Galileo-Galilei · Sep 9, 2024 · a33e2a3 · a33e2a3
1 parent 4c9af58
commit a33e2a3
Showing 1 changed file with 81 additions and 0 deletions.
diff --git a/tests/io/artifacts/test_mlflow_artifact_dataset.py b/tests/io/artifacts/test_mlflow_artifact_dataset.py
@@ -3,6 +3,7 @@
 import mlflow
 import pandas as pd
 import pytest
+from kedro.io import AbstractDataset
 from kedro_datasets.pandas import CSVDataset
 from kedro_datasets.partitions import PartitionedDataset
 from kedro_datasets.pickle import PickleDataset
@@ -289,3 +290,83 @@ def test_partitioned_dataset_save_and_reload(
     reloaded_data = {k: loader() for k, loader in mlflow_dataset.load().items()}
     for k, df in data.items():
         pd.testing.assert_frame_equal(df, reloaded_data[k])
+
+
+def test_modern_dataset(tmp_path, mlflow_client, df1):
+    class MyOwnDatasetWithoutUnderscoreMethods(AbstractDataset):
+        def __init__(self, filepath):
+            self._filepath = Path(filepath)
+
+        def load(self) -> pd.DataFrame:
+            return pd.read_csv(self._filepath)
+
+        def save(self, df: pd.DataFrame) -> None:
+            df.to_csv(str(self._filepath), index=False)
+
+        def _exists(self) -> bool:
+            return Path(self._filepath.as_posix()).exists()
+
+        def _describe(self):
+            return dict(param1=self._filepath)
+
+    filepath = tmp_path / "data.csv"
+
+    mlflow_dataset = MlflowArtifactDataset(
+        artifact_path="artifact_dir",
+        dataset=dict(
+            type=MyOwnDatasetWithoutUnderscoreMethods, filepath=filepath.as_posix()
+        ),
+    )
+
+    with mlflow.start_run():
+        mlflow_dataset.save(df1)
+        run_id = mlflow.active_run().info.run_id
+
+    # the artifact must be properly uploaded to "mlruns" and reloadable
+    run_artifacts = [
+        fileinfo.path
+        for fileinfo in mlflow_client.list_artifacts(run_id=run_id, path="artifact_dir")
+    ]
+    remote_path = (Path("artifact_dir") / filepath.name).as_posix()

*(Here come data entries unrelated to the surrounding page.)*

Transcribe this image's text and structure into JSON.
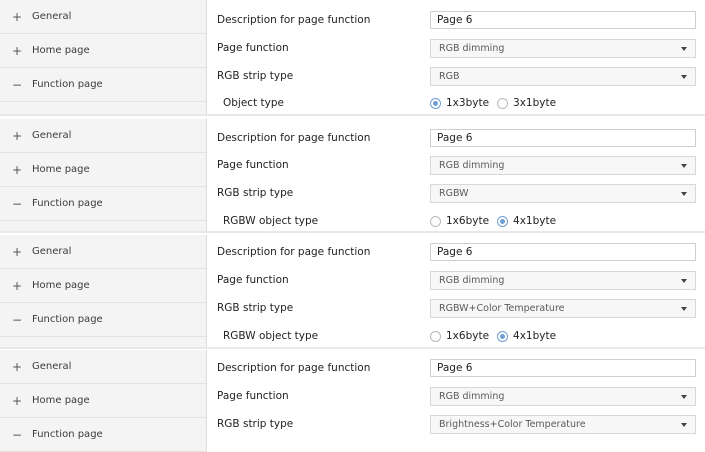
{
  "sidebar_items": [
    "General",
    "Home page",
    "Function page"
  ],
  "sidebar_signs": [
    "+",
    "+",
    "−"
  ],
  "labels": {
    "description": "Description for page function",
    "page_function": "Page function",
    "strip_type": "RGB strip type",
    "object_type": "Object type",
    "rgbw_object_type": "RGBW object type"
  },
  "panels": [
    {
      "description_value": "Page 6",
      "page_function_value": "RGB dimming",
      "strip_type_value": "RGB",
      "radio_label": "Object type",
      "radio_options": [
        "1x3byte",
        "3x1byte"
      ],
      "radio_selected": "1x3byte"
    },
    {
      "description_value": "Page 6",
      "page_function_value": "RGB dimming",
      "strip_type_value": "RGBW",
      "radio_label": "RGBW object type",
      "radio_options": [
        "1x6byte",
        "4x1byte"
      ],
      "radio_selected": "4x1byte"
    },
    {
      "description_value": "Page 6",
      "page_function_value": "RGB dimming",
      "strip_type_value": "RGBW+Color Temperature",
      "radio_label": "RGBW object type",
      "radio_options": [
        "1x6byte",
        "4x1byte"
      ],
      "radio_selected": "4x1byte"
    },
    {
      "description_value": "Page 6",
      "page_function_value": "RGB dimming",
      "strip_type_value": "Brightness+Color Temperature"
    }
  ],
  "colors": {
    "sidebar_bg": "#f4f4f4",
    "radio_accent": "#6f9fd4",
    "select_bg": "#f7f7f7"
  }
}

+    assert remote_path in run_artifacts
+    assert df1.equals(mlflow_dataset.load())
+
+
+def test_legacy_dataset(tmp_path, mlflow_client, df1):
+    class MyOwnDatasetWithUnderscoreMethods(AbstractDataset):
+        def __init__(self, filepath):
+            self._filepath = Path(filepath)
+
+        def _load(self) -> pd.DataFrame:
+            return pd.read_csv(self._filepath)
+
+        def _save(self, df: pd.DataFrame) -> None:
+            df.to_csv(str(self._filepath), index=False)
+
+        def _exists(self) -> bool:
+            return Path(self._filepath.as_posix()).exists()
+
+        def _describe(self):
+            return dict(param1=self._filepath)
+
+    filepath = tmp_path / "data.csv"
+
+    mlflow_dataset = MlflowArtifactDataset(
+        artifact_path="artifact_dir",
+        dataset=dict(
+            type=MyOwnDatasetWithUnderscoreMethods, filepath=filepath.as_posix()
+        ),
+    )
+
+    with mlflow.start_run():
+        mlflow_dataset.save(df1)
+        run_id = mlflow.active_run().info.run_id
+
+    # the artifact must be properly uploaded to "mlruns" and reloadable
+    run_artifacts = [
+        fileinfo.path
+        for fileinfo in mlflow_client.list_artifacts(run_id=run_id, path="artifact_dir")
+    ]
+    remote_path = (Path("artifact_dir") / filepath.name).as_posix()
+    assert remote_path in run_artifacts
+    assert df1.equals(mlflow_dataset.load())